Emir Turkusic, witness at the Radovan Karadzic trial Emir Turkusic, witness at the Radovan Karadzic trial

Emir Turkusic, former employee of the Counter-Sabotage Department in the BH MUP testified at the trial of Radovan Karadzic and said that the modified air bombs used to target Sarajevo during the war were ‘inaccurate’ and designed primarily to ‘kill, destroy and intimidate’.

In his cross-examination, Karadzic claimed those bombs were ‘accurate’. ‘We had excellent factories and excellent professionals,’ Karadzic said, adding, ‘Those things were not made in forges, or car body shops, but in high-tech factories’.

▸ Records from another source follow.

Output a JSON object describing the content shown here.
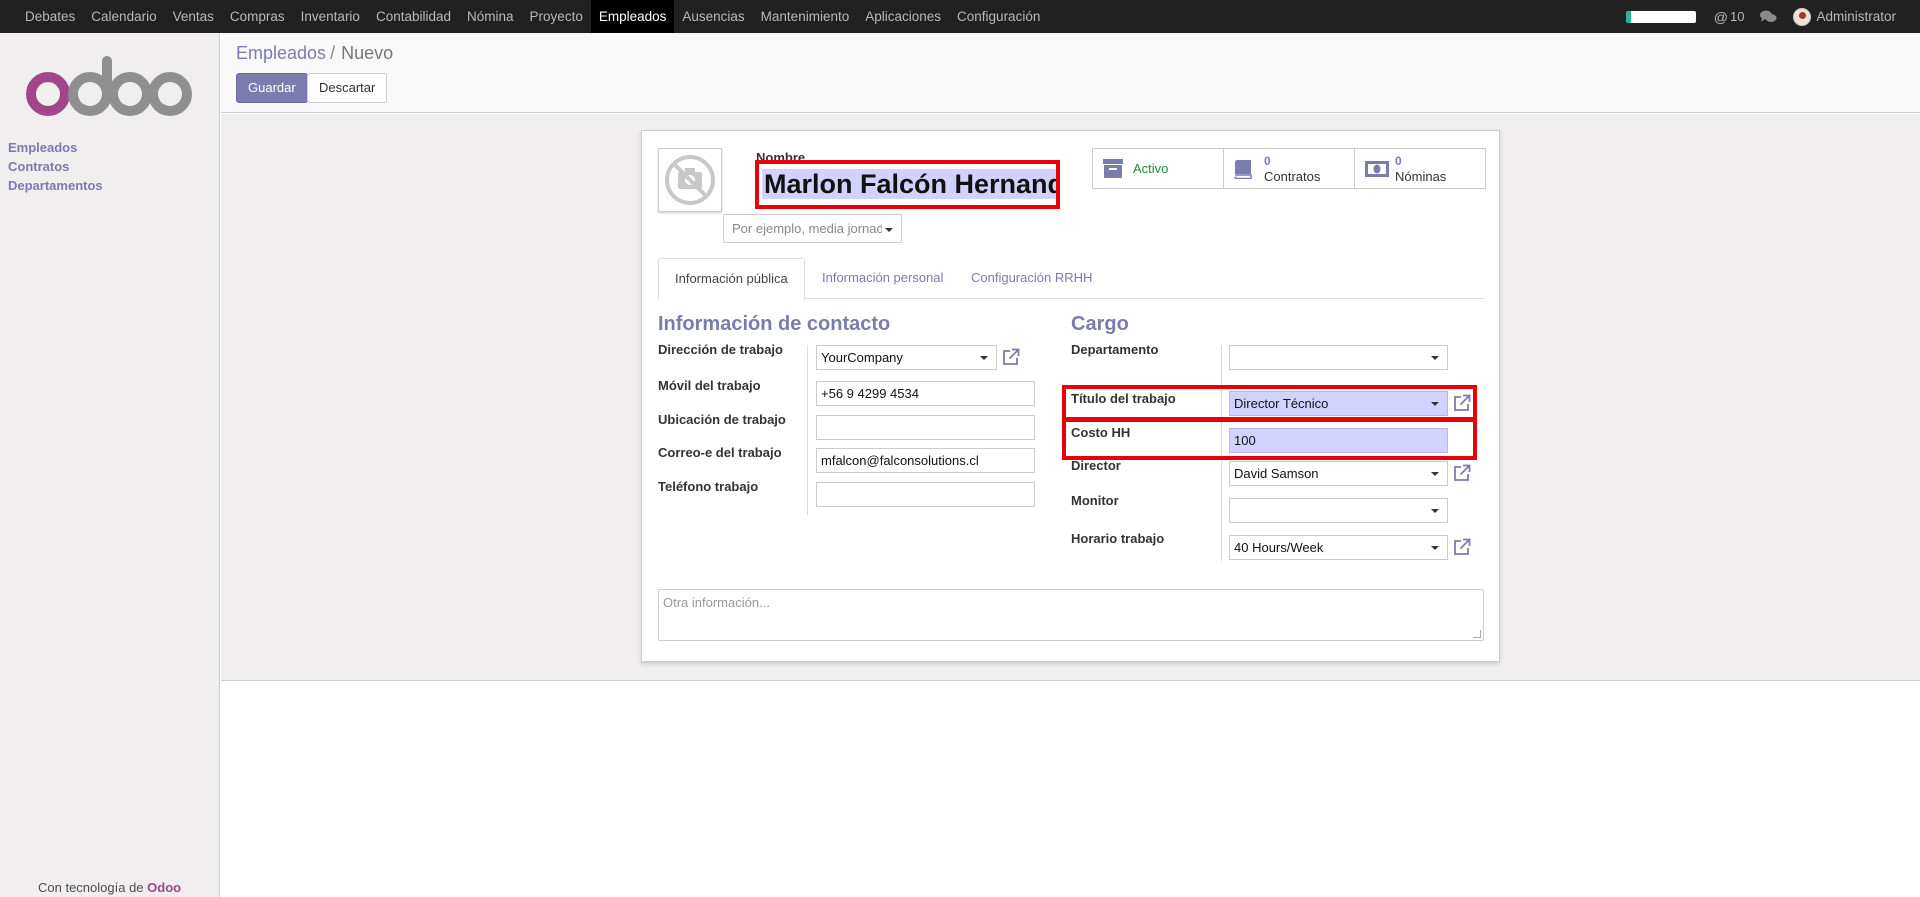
{
  "topbar": {
    "menu": [
      "Debates",
      "Calendario",
      "Ventas",
      "Compras",
      "Inventario",
      "Contabilidad",
      "Nómina",
      "Proyecto",
      "Empleados",
      "Ausencias",
      "Mantenimiento",
      "Aplicaciones",
      "Configuración"
    ],
    "active_menu": "Empleados",
    "progress_fraction": 0.07,
    "mentions_count": "10",
    "user_name": "Administrator"
  },
  "sidebar": {
    "logo_text": "odoo",
    "items": [
      "Empleados",
      "Contratos",
      "Departamentos"
    ],
    "powered_by_prefix": "Con tecnología de",
    "powered_by_brand": "Odoo"
  },
  "control_panel": {
    "breadcrumb_parent": "Empleados",
    "breadcrumb_separator": "/",
    "breadcrumb_current": "Nuevo",
    "save_label": "Guardar",
    "discard_label": "Descartar"
  },
  "form": {
    "name_label": "Nombre",
    "name_value": "Marlon Falcón Hernandez",
    "category_placeholder": "Por ejemplo, media jornada",
    "stat_buttons": {
      "active_label": "Activo",
      "contracts_count": "0",
      "contracts_label": "Contratos",
      "payslips_count": "0",
      "payslips_label": "Nóminas"
    },
    "tabs": [
      "Información pública",
      "Información personal",
      "Configuración RRHH"
    ],
    "contact": {
      "title": "Información de contacto",
      "work_address_label": "Dirección de trabajo",
      "work_address_value": "YourCompany",
      "mobile_label": "Móvil del trabajo",
      "mobile_value": "+56 9 4299 4534",
      "location_label": "Ubicación de trabajo",
      "location_value": "",
      "email_label": "Correo-e del trabajo",
      "email_value": "mfalcon@falconsolutions.cl",
      "phone_label": "Teléfono trabajo",
      "phone_value": ""
    },
    "position": {
      "title": "Cargo",
      "department_label": "Departamento",
      "department_value": "",
      "job_title_label": "Título del trabajo",
      "job_title_value": "Director Técnico",
      "cost_label": "Costo HH",
      "cost_value": "100",
      "manager_label": "Director",
      "manager_value": "David Samson",
      "coach_label": "Monitor",
      "coach_value": "",
      "schedule_label": "Horario trabajo",
      "schedule_value": "40 Hours/Week"
    },
    "notes_placeholder": "Otra información..."
  }
}
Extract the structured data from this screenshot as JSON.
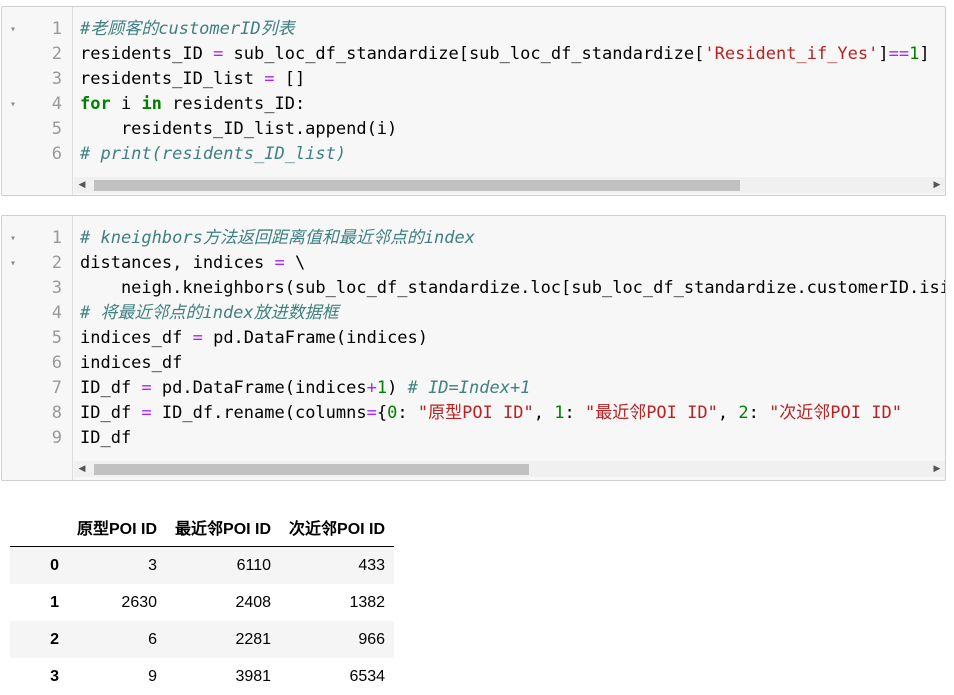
{
  "cell1": {
    "lines": [
      {
        "num": "1",
        "fold": "▾",
        "tokens": [
          {
            "t": "#老顾客的customerID列表",
            "c": "cm"
          }
        ]
      },
      {
        "num": "2",
        "fold": "",
        "tokens": [
          {
            "t": "residents_ID ",
            "c": ""
          },
          {
            "t": "=",
            "c": "op"
          },
          {
            "t": " sub_loc_df_standardize[sub_loc_df_standardize[",
            "c": ""
          },
          {
            "t": "'Resident_if_Yes'",
            "c": "str"
          },
          {
            "t": "]",
            "c": ""
          },
          {
            "t": "==",
            "c": "op"
          },
          {
            "t": "1",
            "c": "num"
          },
          {
            "t": "]",
            "c": ""
          }
        ]
      },
      {
        "num": "3",
        "fold": "",
        "tokens": [
          {
            "t": "residents_ID_list ",
            "c": ""
          },
          {
            "t": "=",
            "c": "op"
          },
          {
            "t": " []",
            "c": ""
          }
        ]
      },
      {
        "num": "4",
        "fold": "▾",
        "tokens": [
          {
            "t": "for",
            "c": "kw"
          },
          {
            "t": " i ",
            "c": ""
          },
          {
            "t": "in",
            "c": "kw"
          },
          {
            "t": " residents_ID:",
            "c": ""
          }
        ]
      },
      {
        "num": "5",
        "fold": "",
        "tokens": [
          {
            "t": "    residents_ID_list.append(i)",
            "c": ""
          }
        ]
      },
      {
        "num": "6",
        "fold": "",
        "tokens": [
          {
            "t": "# print(residents_ID_list)",
            "c": "cm"
          }
        ]
      }
    ],
    "scroll_left_arrow": "◀",
    "scroll_right_arrow": "▶"
  },
  "cell2": {
    "lines": [
      {
        "num": "1",
        "fold": "▾",
        "tokens": [
          {
            "t": "# kneighbors方法返回距离值和最近邻点的index",
            "c": "cm"
          }
        ]
      },
      {
        "num": "2",
        "fold": "▾",
        "tokens": [
          {
            "t": "distances, indices ",
            "c": ""
          },
          {
            "t": "=",
            "c": "op"
          },
          {
            "t": " \\",
            "c": ""
          }
        ]
      },
      {
        "num": "3",
        "fold": "",
        "tokens": [
          {
            "t": "    neigh.kneighbors(sub_loc_df_standardize.loc[sub_loc_df_standardize.customerID.isin",
            "c": ""
          }
        ]
      },
      {
        "num": "4",
        "fold": "",
        "tokens": [
          {
            "t": "# 将最近邻点的index放进数据框",
            "c": "cm"
          }
        ]
      },
      {
        "num": "5",
        "fold": "",
        "tokens": [
          {
            "t": "indices_df ",
            "c": ""
          },
          {
            "t": "=",
            "c": "op"
          },
          {
            "t": " pd.DataFrame(indices)",
            "c": ""
          }
        ]
      },
      {
        "num": "6",
        "fold": "",
        "tokens": [
          {
            "t": "indices_df",
            "c": ""
          }
        ]
      },
      {
        "num": "7",
        "fold": "",
        "tokens": [
          {
            "t": "ID_df ",
            "c": ""
          },
          {
            "t": "=",
            "c": "op"
          },
          {
            "t": " pd.DataFrame(indices",
            "c": ""
          },
          {
            "t": "+",
            "c": "op"
          },
          {
            "t": "1",
            "c": "num"
          },
          {
            "t": ") ",
            "c": ""
          },
          {
            "t": "# ID=Index+1",
            "c": "cm"
          }
        ]
      },
      {
        "num": "8",
        "fold": "",
        "tokens": [
          {
            "t": "ID_df ",
            "c": ""
          },
          {
            "t": "=",
            "c": "op"
          },
          {
            "t": " ID_df.rename(columns",
            "c": ""
          },
          {
            "t": "=",
            "c": "op"
          },
          {
            "t": "{",
            "c": ""
          },
          {
            "t": "0",
            "c": "num"
          },
          {
            "t": ": ",
            "c": ""
          },
          {
            "t": "\"原型POI ID\"",
            "c": "str"
          },
          {
            "t": ", ",
            "c": ""
          },
          {
            "t": "1",
            "c": "num"
          },
          {
            "t": ": ",
            "c": ""
          },
          {
            "t": "\"最近邻POI ID\"",
            "c": "str"
          },
          {
            "t": ", ",
            "c": ""
          },
          {
            "t": "2",
            "c": "num"
          },
          {
            "t": ": ",
            "c": ""
          },
          {
            "t": "\"次近邻POI ID\"",
            "c": "str"
          }
        ]
      },
      {
        "num": "9",
        "fold": "",
        "tokens": [
          {
            "t": "ID_df",
            "c": ""
          }
        ]
      }
    ],
    "scroll_left_arrow": "◀",
    "scroll_right_arrow": "▶"
  },
  "output_table": {
    "columns": [
      "",
      "原型POI ID",
      "最近邻POI ID",
      "次近邻POI ID"
    ],
    "rows": [
      {
        "index": "0",
        "values": [
          "3",
          "6110",
          "433"
        ]
      },
      {
        "index": "1",
        "values": [
          "2630",
          "2408",
          "1382"
        ]
      },
      {
        "index": "2",
        "values": [
          "6",
          "2281",
          "966"
        ]
      },
      {
        "index": "3",
        "values": [
          "9",
          "3981",
          "6534"
        ]
      }
    ]
  }
}
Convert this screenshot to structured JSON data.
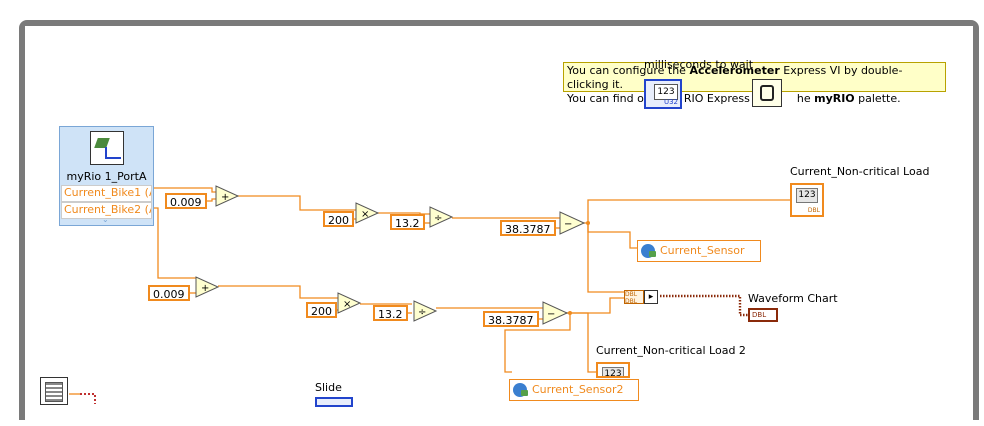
{
  "note": {
    "line1_pre": "You can configure the ",
    "line1_bold": "Accelerometer",
    "line1_post": " Express VI by double-clicking it.",
    "line2_pre": "You can find o",
    "line2_mid": "RIO Express V",
    "line2_post": "he ",
    "line2_bold": "myRIO",
    "line2_end": " palette."
  },
  "wait": {
    "label": "milliseconds to wait",
    "value": "123",
    "dtype": "U32"
  },
  "express_vi": {
    "title": "myRio 1_PortA",
    "outputs": [
      "Current_Bike1 (A",
      "Current_Bike2 (A"
    ]
  },
  "upper": {
    "offset": "0.009",
    "multiplier": "200",
    "divisor": "13.2",
    "baseline": "38.3787",
    "indicator_label": "Current_Non-critical Load",
    "indicator_value": "123",
    "indicator_dtype": "DBL",
    "sensor": "Current_Sensor"
  },
  "lower": {
    "offset": "0.009",
    "multiplier": "200",
    "divisor": "13.2",
    "baseline": "38.3787",
    "indicator_label": "Current_Non-critical Load 2",
    "indicator_value": "123",
    "sensor": "Current_Sensor2"
  },
  "waveform": {
    "label": "Waveform Chart",
    "dtype": "DBL"
  },
  "slide": {
    "label": "Slide"
  },
  "colors": {
    "wire": "#f08a1e",
    "note_bg": "#ffffc8",
    "express_bg": "#cfe3f7"
  }
}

‘If you are claiming those bombs were accurate, then you did it deliberately,’ Turkusic answered, reminding the accused that a modified air bomb hit Alipasino polje, one of the most densely populated areas in Sarajevo. He rejected Karadzic’s suggestion that the BH Army also produced modified air bombs.

As the cross-examination continued, Karadzic questioned the results of the Sarajevo investigations, claiming that the investigators would ‘deliberately turn the globe around and mix up the points on the compass’ when they determined the direction from which the fatal shells had been fired, in order to ‘make it appear’ as if they had been fired from VRS-controlled areas. ‘Our findings are unequivocal and unassailable,’ the witness said, noting that the compass used by the Sarajevo investigators ‘shows the cardinal points in the same way everywhere you go’.

Turkusic said that the Serb forces would sometimes fire shells on the same area twice, at short intervals, in order to kill or maim those who were trying to help the casualties of the first explosion. When Karadzic asked the witness to give him an example, the witness said he could recall several such incidents at Sarajevo cemeteries.

In the re-examination, the prosecutor illustrated the witness’s claims by a report filed by British correspondent Jeremy Bowen. As he watched the footage showing artillery shells and sniper rounds hit the family and friends gathered around the grave of Vedrana Glavas, who had herself been killed by a sniper, Turkusic said, ‘If this is not terrorizing the civilians, I don’t know what is.’ He completed his two-day testimony with a Latin maxim, ‘Fiat iustitia et pereat mundus’, or ‘Let there be justice, though the world perish’.

Before the one-month adjournment, the judges again warned Karadzic that he wasted too much time on irrelevant issues and comments in his cross-examination, warning him that if he persisted, the Chamber could decide this constituted grounds for restricting his right to self-representation.